I just finished "flying" into Kenai and this thing makes a huge difference in the experience.


So, you simulator, it's computerized, right?

Sorry I missed you question until now, Salty. Yes, all these gadgets interface with Microsoft Flight Simulator (http://www.microsoft.com/games/flightsimulatorx/).

Swift
2010-Dec-28, 02:10 PM
How about a little fan on the side, so you can pretend to slide the window open a little and feel the breeze? :D

I think you win for the boys' toys contest.

PetersCreek
2010-Dec-28, 04:12 PM
I think you win for the boys' toys contest.

I haven't won yet. Remember, he who dies with the most toys... :lol:

Moose
2010-Dec-28, 04:29 PM
I haven't won yet. Remember, he who dies with the most toys... :lol:

... is still dead. Bragging rights are about today. (And maybe tomorrow, while we play catch-up.)

Glom
2010-Dec-29, 03:38 PM
I was so disappointed with FSX. Only a marginal improvement in graphics for no actual gain in playability. And the G-1000 simulation was zero help in letting me practice with the G-1000. In fact it was worse because with such limited functionality, there were so many basic cockpit features you couldn't have. Waste of 50. FS9 would have done just fine and would have run better.

PetersCreek
2014-Mar-06, 08:00 AM
Another bit of necroposting for an update on my flight simulator adventures now that the new computer is up and running.

http://www.brettluna.com/img/s5/v125/p632202075-2.jpg (http://www.brettluna.com/img/s5/v125/p632202075-5.jpg)

This snapshot now shows the radio stack mentioned (but not pictured) up-thread plus a new addition. I've replaced the 3-lever throttle quadrant with Saitek's TPM (Throttle/Prop/Mixture) controller to more closely simulate the controls typically found in general aviation aircraft like the Cessna 185. It's the bottom component pictured, with the black, blue, and red knobs:

http://www.brettluna.com/img/s5/v121/p899354618-2.jpg (http://www.brettluna.com/img/s5/v121/p899354618-5.jpg)

With the new PC, I've also moved to another flight simulator program, X-Plane 10. I like the flight model and graphics and although it's got some way to go in the area of third party support, it's growing. There's also an enthusiastic amateur development community and some of them are putting out some quality freeware: aircraft, scenery, and plugins.

Trebuchet
2014-Mar-06, 03:55 PM
This will sound like a silly question, but there's a reason for it. Really!

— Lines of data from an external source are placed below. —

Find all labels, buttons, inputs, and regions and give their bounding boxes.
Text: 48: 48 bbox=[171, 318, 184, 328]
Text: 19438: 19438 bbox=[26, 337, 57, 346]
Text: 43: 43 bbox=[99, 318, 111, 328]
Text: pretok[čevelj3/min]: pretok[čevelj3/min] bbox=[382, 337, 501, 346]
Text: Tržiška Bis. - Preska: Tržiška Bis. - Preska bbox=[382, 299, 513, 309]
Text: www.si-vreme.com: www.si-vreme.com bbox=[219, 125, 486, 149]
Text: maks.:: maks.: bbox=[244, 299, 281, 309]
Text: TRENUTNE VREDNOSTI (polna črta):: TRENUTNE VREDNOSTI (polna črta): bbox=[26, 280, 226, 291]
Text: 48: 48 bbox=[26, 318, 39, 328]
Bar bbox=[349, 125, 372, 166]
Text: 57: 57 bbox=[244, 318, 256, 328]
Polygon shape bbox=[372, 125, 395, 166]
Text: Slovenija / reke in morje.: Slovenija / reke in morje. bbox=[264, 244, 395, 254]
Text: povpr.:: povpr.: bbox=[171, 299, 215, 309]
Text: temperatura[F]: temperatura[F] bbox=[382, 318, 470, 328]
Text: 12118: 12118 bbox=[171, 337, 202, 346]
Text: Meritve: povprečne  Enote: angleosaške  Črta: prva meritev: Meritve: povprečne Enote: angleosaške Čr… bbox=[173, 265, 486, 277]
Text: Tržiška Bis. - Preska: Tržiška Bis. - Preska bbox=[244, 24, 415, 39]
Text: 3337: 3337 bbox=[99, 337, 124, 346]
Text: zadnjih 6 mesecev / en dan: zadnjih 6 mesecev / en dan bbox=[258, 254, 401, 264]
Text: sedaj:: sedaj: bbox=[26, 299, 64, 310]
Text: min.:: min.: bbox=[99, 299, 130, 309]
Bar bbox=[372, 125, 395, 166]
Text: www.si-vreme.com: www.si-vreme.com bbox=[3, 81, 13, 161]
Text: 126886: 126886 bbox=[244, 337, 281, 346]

What word do you use to refer to the sort-of W-shaped thing in the middle that you rotate for roll and move forward and back for pitch?

PetersCreek
2014-Mar-06, 03:57 PM
I say, it's a yoke son. It's a yoke. </Foghorn Leghorn>

Swift
2014-Mar-06, 04:05 PM
I say, it's a yoke son. It's a yoke. </Foghorn Leghorn>
And if your desk was made of the wood "yew", would you say "the yoke's on yew". :rimshot:

PetersCreek
2014-Mar-06, 04:10 PM
Bubinga! (http://www.wood-database.com/lumber-identification/hardwoods/bubinga/) </Sheldon>

Trebuchet
2014-Mar-06, 04:54 PM
I say, it's a yoke son. It's a yoke. </Foghorn Leghorn>

That's what I expected. At the Really Big Airplane Company where I used to work, it's a "wheel", or sometimes "control wheel". Even though it looks pretty much like your "yoke".

Embraer uses one that looks like it belongs on a chopped Harley. No way you'd ever call that a wheel!